Defendant City used a hydrocleaning method to maintain sewer lines.  Rarely, this method caused a backup of sewage into a home.  For reasons not explained at trial, sewage backed up into plaintiff’s house.  Several months later, plaintiff noticed damage and odors in her house and, 10 months after the incident, filed a claim with defendant.  An action for negligence and inverse condemnation was filed 10 months later.  The trial court dismissed the negligence claim, finding that plaintiff did not provide a timely tort claim notice.  Defendant moved for a directed verdict on the inverse condemnation claim at the close of plaintiff’s case.  This was denied and the jury found in favor of plaintiff.  The Court of Appeals affirmed.

The primary issue before the Supreme Court was whether the alleged “taking” by defendant City was intentional.  As provided by Article I, section 18 of the Oregon Constitution, “private property shall not be taken for public use … without just compensation.”  Under Oregon case law, an intentional physical occupation or invasion of private property by the government amounts to a taking if there is “substantial interference with the property owner’s protected interests.”  The Court noted that the power of eminent domain is “affirmative in nature” and can only be exercised intentionally, not negligently.  In condemnation cases, intent is clear since the government initiates condemnation proceedings.  However, the government can also take property by inverse condemnation, through actions that take property interests without first initiating condemnation proceedings.  In those cases, intent must also be shown.

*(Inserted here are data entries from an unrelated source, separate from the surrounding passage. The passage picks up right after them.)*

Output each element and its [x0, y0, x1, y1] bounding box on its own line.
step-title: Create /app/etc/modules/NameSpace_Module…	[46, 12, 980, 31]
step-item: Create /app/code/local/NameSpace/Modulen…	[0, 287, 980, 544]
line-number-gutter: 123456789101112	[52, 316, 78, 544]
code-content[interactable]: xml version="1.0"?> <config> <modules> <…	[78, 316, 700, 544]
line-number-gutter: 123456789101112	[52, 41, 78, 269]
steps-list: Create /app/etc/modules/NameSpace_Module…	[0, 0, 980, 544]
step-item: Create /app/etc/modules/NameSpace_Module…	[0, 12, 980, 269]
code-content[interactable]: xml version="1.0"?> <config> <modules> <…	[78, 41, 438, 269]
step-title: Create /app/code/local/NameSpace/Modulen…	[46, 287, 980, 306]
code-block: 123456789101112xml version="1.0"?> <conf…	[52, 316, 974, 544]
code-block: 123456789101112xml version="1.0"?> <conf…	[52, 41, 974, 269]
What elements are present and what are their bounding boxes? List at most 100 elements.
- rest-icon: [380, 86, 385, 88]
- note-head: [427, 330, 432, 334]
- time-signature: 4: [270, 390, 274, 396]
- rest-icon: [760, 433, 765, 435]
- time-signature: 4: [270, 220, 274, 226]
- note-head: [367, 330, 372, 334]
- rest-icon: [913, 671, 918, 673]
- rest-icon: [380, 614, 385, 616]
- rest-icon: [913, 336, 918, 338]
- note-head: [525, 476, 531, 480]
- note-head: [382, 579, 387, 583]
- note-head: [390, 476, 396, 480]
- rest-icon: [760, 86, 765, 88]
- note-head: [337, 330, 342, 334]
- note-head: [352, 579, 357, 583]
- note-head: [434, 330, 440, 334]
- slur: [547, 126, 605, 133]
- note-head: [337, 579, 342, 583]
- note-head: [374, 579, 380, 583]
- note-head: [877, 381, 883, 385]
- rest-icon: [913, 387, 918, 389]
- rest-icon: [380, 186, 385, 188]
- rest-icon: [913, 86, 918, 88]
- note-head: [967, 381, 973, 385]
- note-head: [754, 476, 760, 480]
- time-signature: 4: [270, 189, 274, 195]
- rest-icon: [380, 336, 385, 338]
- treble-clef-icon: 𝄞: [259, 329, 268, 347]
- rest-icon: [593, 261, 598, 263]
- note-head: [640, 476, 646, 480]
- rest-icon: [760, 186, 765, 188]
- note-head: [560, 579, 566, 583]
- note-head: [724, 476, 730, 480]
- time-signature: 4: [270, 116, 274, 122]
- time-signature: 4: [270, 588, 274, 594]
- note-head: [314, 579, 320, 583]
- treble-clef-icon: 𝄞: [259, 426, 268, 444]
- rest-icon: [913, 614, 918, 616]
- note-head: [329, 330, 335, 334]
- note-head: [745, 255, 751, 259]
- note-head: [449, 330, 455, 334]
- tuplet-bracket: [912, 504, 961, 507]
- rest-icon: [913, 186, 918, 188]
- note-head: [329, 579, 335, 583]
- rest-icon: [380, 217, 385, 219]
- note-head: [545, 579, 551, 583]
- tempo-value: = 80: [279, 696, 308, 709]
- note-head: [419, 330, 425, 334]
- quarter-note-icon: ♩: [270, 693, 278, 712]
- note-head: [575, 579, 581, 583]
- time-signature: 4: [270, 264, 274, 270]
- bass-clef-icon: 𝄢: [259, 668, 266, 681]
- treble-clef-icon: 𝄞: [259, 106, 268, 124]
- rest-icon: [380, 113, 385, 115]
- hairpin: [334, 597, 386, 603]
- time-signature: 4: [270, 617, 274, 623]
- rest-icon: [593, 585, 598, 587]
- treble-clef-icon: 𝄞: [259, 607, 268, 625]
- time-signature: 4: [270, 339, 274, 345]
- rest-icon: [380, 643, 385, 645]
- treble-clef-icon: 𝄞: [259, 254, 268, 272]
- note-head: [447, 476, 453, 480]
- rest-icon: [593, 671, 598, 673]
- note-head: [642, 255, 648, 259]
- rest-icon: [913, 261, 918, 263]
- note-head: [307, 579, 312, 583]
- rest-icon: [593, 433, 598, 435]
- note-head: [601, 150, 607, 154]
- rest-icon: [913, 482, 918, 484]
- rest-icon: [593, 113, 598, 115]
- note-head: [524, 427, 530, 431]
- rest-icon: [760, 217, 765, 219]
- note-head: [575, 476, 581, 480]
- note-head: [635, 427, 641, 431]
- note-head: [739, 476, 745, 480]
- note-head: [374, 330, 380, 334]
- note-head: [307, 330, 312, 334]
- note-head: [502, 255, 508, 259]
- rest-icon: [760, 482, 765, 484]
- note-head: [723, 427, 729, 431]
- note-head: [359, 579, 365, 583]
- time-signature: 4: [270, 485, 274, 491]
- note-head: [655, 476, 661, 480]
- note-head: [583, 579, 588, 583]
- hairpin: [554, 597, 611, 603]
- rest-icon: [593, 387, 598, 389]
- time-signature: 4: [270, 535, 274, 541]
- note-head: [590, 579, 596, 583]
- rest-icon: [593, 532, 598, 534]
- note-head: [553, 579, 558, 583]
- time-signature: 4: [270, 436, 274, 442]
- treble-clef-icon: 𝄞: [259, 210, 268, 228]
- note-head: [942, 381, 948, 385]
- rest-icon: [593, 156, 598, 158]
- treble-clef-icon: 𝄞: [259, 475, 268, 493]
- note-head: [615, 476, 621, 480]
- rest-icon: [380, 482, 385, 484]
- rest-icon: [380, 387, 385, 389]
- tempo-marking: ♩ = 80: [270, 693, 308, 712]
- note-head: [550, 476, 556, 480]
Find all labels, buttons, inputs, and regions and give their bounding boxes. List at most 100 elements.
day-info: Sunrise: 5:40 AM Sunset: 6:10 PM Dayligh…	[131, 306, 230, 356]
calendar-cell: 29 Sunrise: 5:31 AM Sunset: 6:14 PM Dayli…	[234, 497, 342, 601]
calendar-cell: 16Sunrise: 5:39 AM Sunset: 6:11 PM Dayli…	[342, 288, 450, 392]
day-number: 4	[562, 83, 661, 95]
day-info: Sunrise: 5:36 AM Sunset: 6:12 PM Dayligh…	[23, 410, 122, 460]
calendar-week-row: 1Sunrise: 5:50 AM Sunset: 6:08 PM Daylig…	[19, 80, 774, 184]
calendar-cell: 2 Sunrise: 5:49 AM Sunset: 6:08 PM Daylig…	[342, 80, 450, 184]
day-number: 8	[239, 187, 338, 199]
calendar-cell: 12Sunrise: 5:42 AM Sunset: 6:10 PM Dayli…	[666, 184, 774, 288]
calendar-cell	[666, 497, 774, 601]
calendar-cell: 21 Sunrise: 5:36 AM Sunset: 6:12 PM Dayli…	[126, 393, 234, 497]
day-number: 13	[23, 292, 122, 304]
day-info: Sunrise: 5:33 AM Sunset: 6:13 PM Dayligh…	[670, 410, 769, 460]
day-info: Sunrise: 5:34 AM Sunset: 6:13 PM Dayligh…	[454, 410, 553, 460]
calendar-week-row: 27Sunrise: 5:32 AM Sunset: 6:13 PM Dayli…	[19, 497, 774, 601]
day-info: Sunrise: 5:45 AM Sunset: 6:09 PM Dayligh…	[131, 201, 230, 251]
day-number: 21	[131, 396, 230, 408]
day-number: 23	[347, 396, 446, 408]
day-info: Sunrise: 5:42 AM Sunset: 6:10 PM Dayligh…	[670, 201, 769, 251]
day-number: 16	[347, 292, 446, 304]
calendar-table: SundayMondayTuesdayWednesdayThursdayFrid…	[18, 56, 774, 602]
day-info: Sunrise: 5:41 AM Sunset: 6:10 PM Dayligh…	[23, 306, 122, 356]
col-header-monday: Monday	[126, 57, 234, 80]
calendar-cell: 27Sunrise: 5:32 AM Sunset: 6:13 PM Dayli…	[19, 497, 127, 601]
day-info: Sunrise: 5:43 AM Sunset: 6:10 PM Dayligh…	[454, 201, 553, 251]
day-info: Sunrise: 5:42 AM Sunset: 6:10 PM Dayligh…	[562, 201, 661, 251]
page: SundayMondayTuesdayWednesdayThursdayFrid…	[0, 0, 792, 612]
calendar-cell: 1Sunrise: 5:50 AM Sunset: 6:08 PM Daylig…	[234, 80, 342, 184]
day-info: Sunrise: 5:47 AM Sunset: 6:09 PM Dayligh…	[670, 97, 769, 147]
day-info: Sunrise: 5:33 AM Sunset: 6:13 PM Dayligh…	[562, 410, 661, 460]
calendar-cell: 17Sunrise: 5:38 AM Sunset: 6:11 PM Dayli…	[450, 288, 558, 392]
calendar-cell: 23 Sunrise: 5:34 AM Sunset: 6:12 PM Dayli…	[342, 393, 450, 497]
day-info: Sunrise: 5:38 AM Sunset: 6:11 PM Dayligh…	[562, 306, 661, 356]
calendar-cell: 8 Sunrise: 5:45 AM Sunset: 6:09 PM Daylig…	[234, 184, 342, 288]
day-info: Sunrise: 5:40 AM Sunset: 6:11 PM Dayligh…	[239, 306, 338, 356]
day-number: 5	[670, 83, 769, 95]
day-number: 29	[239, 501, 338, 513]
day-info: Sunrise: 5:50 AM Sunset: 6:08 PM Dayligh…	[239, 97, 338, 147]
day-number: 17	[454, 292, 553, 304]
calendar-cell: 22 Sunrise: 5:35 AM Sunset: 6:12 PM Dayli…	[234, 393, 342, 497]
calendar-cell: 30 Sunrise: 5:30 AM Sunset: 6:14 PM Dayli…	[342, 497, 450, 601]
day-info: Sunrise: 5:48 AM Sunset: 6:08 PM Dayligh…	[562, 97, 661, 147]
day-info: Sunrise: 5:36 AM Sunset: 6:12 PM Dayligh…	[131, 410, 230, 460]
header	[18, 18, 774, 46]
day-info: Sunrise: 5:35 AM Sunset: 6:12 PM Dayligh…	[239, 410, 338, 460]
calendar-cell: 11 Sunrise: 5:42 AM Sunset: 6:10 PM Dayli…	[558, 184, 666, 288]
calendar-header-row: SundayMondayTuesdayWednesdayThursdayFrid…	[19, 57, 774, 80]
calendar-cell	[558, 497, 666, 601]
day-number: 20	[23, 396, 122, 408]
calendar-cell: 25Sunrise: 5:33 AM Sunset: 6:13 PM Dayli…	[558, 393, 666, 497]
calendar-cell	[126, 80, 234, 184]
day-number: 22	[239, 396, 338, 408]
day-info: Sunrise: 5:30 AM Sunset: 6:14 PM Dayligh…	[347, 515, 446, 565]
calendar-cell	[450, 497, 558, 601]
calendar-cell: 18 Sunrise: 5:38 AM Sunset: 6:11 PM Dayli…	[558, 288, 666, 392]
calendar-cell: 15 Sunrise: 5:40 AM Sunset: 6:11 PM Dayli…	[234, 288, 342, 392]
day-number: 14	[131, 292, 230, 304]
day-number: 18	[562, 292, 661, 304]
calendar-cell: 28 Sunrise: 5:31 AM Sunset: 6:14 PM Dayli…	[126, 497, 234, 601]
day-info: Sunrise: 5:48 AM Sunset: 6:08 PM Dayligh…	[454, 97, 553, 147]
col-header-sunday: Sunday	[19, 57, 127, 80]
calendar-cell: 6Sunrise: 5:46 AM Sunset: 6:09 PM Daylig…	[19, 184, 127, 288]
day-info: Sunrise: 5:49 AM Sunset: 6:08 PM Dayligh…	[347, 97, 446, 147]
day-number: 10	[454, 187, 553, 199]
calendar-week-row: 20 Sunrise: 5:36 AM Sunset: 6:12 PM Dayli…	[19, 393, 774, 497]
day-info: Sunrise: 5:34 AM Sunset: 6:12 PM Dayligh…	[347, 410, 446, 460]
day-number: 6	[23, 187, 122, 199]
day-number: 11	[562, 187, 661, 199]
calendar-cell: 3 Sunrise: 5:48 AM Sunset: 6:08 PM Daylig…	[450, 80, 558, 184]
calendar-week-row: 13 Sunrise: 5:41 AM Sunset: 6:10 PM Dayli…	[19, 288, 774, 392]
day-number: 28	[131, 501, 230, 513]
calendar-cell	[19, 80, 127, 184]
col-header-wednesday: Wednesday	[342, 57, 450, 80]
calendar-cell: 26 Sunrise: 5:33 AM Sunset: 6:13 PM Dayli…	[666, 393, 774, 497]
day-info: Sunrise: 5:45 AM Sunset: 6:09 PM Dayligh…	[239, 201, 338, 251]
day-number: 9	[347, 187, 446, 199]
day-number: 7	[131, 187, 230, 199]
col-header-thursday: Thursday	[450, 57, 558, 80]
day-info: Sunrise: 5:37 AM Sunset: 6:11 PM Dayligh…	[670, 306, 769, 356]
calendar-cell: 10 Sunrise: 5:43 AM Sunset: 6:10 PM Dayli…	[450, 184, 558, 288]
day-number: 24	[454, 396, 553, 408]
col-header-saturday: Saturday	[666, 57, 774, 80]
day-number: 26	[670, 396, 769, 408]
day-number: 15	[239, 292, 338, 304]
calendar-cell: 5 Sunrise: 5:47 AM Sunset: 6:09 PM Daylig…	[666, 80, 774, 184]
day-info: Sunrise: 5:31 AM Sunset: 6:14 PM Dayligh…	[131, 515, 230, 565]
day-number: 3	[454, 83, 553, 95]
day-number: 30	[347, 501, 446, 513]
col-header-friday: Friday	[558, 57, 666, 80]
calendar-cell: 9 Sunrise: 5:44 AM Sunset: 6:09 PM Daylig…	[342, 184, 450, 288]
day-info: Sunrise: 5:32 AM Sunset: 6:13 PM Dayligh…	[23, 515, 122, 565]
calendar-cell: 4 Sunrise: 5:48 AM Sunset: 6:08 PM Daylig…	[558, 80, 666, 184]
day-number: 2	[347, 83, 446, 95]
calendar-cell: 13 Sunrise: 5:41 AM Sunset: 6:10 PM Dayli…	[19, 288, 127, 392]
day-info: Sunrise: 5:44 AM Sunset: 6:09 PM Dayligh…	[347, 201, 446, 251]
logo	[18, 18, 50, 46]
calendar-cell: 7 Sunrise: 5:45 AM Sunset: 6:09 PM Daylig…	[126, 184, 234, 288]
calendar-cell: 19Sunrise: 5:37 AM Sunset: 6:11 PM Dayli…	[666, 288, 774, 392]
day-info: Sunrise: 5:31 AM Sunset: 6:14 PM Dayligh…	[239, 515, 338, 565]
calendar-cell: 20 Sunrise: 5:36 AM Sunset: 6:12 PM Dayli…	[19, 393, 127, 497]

The intent element can be satisfied by the “natural and ordinary consequences test.”  Under this test, an intent to take may be inferred “when the consequences of governmental action are necessary, inevitable, or substantially certain to result.”  The Court noted that the Court of Appeals had misstated the test as requiring the result to be “a” natural and ordinary consequence, rather than “the” natural and ordinary consequence.  This changed the test to one that inferred intent when the government’s act is simply a “but for” cause of the invasion or damage.  Rather, the Court stated, the test requires a consequence that “is the natural one that will ordinarily flow, is the necessary or inevitable result of undertaking a particular act, unless some other force or event comes into play to alter what will otherwise occur.”

Applying the test to the facts of this case, the Court held that plaintiff did not prove the intent element.  The evidence at trial was that sewage backups were rare, and not a certain or inevitable result of defendant’s hydrocleaning.  Because the Court of Appeals had not considered plaintiff’s cross-appeal on the negligence claim, the case was reversed and remanded for consideration of that claim.